À un autre niveau, Matti Maasikas a indiqué que le Conseil continuerait à se pencher sur la lutte contre le terrorisme et la prévention de la radicalisation et de l’extrémisme violent.
La Bulgarie mise sur la cohésion
Liliana Pavlova, la ministre bulgare chargée de la présidence de son gouvernement, a déclaré que la préservation et le renforcement de l’unité et de la solidarité européenne serait la priorité de son pays. La présidence bulgare sera axée sur une « Europe pour tous ».
Sofia entend se concentrer sur l’obtention de compromis pour des sujets comme l’immigration, l’avenir de la politique de cohésion et le marché unique numérique. La Bulgarie est l’État membre le plus pauvre, et attache donc beaucoup d’importance à la politique de cohésion.
Contrairement aux pays du groupe de Visegrád (Pologne, Hongrie, République tchèque et Slovaquie), la Bulgarie a accepté de participer à la relocalisation des migrants arrivés en Grèce, alors que le pays est lui-même un pays d’arrivée.
En tant que pays des Balkans, la Bulgarie soutient la politique européenne dans la région, a ajouté Liliana Pavlova. Le pays accueillera dans les mois à venir un événement important sur la justice et les affaires intérieures avec les pays candidats des Balkans occidentaux.
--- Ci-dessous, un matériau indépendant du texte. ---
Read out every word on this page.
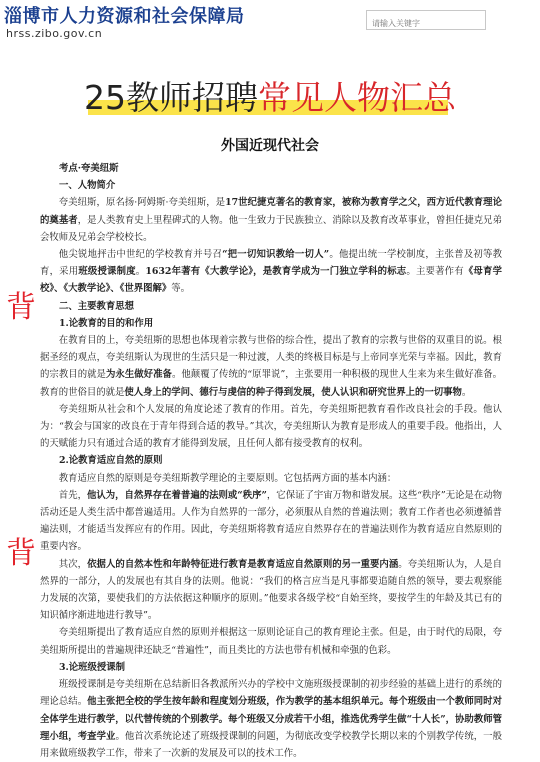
淄博市人力资源和社会保障局
hrss.zibo.gov.cn
请输入关键字
25教师招聘常见人物汇总
外国近现代社会
背
背

考点·夸美纽斯

一、人物简介

夸美纽斯，原名扬·阿姆斯·夸美纽斯，是17世纪捷克著名的教育家，被称为教育学之父，西方近代教育理论的奠基者，是人类教育史上里程碑式的人物。他一生致力于民族独立、消除以及教育改革事业，曾担任捷克兄弟会牧师及兄弟会学校校长。

他尖锐地抨击中世纪的学校教育并号召“把一切知识教给一切人”。他提出统一学校制度，主张普及初等教育，采用班级授课制度。1632年著有《大教学论》，是教育学成为一门独立学科的标志。主要著作有《母育学校》、《大教学论》、《世界图解》等。

二、主要教育思想

1.论教育的目的和作用

在教育目的上，夸美纽斯的思想也体现着宗教与世俗的综合性，提出了教育的宗教与世俗的双重目的说。根据圣经的观点，夸美纽斯认为现世的生活只是一种过渡，人类的终极目标是与上帝同享光荣与幸福。因此，教育的宗教目的就是为永生做好准备。他颠覆了传统的“原罪说”，主张要用一种积极的现世人生来为来生做好准备。教育的世俗目的就是使人身上的学问、德行与虔信的种子得到发展，使人认识和研究世界上的一切事物。

夸美纽斯从社会和个人发展的角度论述了教育的作用。首先，夸美纽斯把教育看作改良社会的手段。他认为：“教会与国家的改良在于青年得到合适的教导。”其次，夸美纽斯认为教育是形成人的重要手段。他指出，人的天赋能力只有通过合适的教育才能得到发展，且任何人都有接受教育的权利。

2.论教育适应自然的原则

教育适应自然的原则是夸美纽斯教学理论的主要原则。它包括两方面的基本内涵：

首先，他认为，自然界存在着普遍的法则或“秩序”，它保证了宇宙万物和谐发展。这些“秩序”无论是在动物活动还是人类生活中都普遍适用。人作为自然界的一部分，必须服从自然的普遍法则；教育工作者也必须遵循普遍法则，才能适当发挥应有的作用。因此，夸美纽斯将教育适应自然界存在的普遍法则作为教育适应自然原则的重要内容。

其次，依据人的自然本性和年龄特征进行教育是教育适应自然原则的另一重要内涵。夸美纽斯认为，人是自然界的一部分，人的发展也有其自身的法则。他说：“我们的格言应当是凡事都要追随自然的领导，要去观察能力发展的次第，要使我们的方法依据这种顺序的原则。”他要求各级学校“自始至终，要按学生的年龄及其已有的知识循序渐进地进行教导”。

夸美纽斯提出了教育适应自然的原则并根据这一原则论证自己的教育理论主张。但是，由于时代的局限，夸美纽斯所提出的普遍规律还缺乏“普遍性”，而且类比的方法也带有机械和牵强的色彩。

3.论班级授课制

班级授课制是夸美纽斯在总结新旧各教派所兴办的学校中文施班级授课制的初步经验的基础上进行的系统的理论总结。他主张把全校的学生按年龄和程度划分班级，作为教学的基本组织单元。每个班级由一个教师同时对全体学生进行教学，以代替传统的个别教学。每个班级又分成若干小组，推选优秀学生做“十人长”，协助教师管理小组，考查学业。他首次系统论述了班级授课制的问题，为彻底改变学校教学长期以来的个别教学传统，一般用来做班级教学工作，带来了一次新的发展及可以的技术工作。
Les citoyens au cœur de la présidence autrichienne
Michael Linhart, secrétaire général aux affaires européennes du ministère autrichien des Affaires étrangères, utilise beaucoup le mot « citoyens » pour décrire le programme de Vienne. L’Autriche entend en effet se concentrer sur « les questions les plus pressantes », ce qui inclut la sécurité, « comme l’attendent les citoyens ».
« Nous sommes la dernière présidence du trio [du 1er juillet au 31 décembre 2018] et hériterons des dossiers ouverts », souligne le diplomate.
En ce qui concerne l’immigration, l’Autriche n’a pas attendu de consensus européen et a pris les choses en mains, avec les pays des Balkans, pour barrer la voie aux migrants en fermant les frontières.
Frans Timmermans, premier vice-président de la Commission, a assuré que l’exécutif européen se félicitait du programme du trio, parfaitement aligné sur sa stratégie. Ce programme pourra s’appuyer sur l’« excellent travail » des présidences maltaise et slovaque, a-t-il ajouté.
La Commission entre dans la deuxième moitié de son mandat, et il est important de se concentrer sur les résultats concrets à atteindre pour les citoyens, comme la création d’emplois via le marché unique, a-t-il conclu.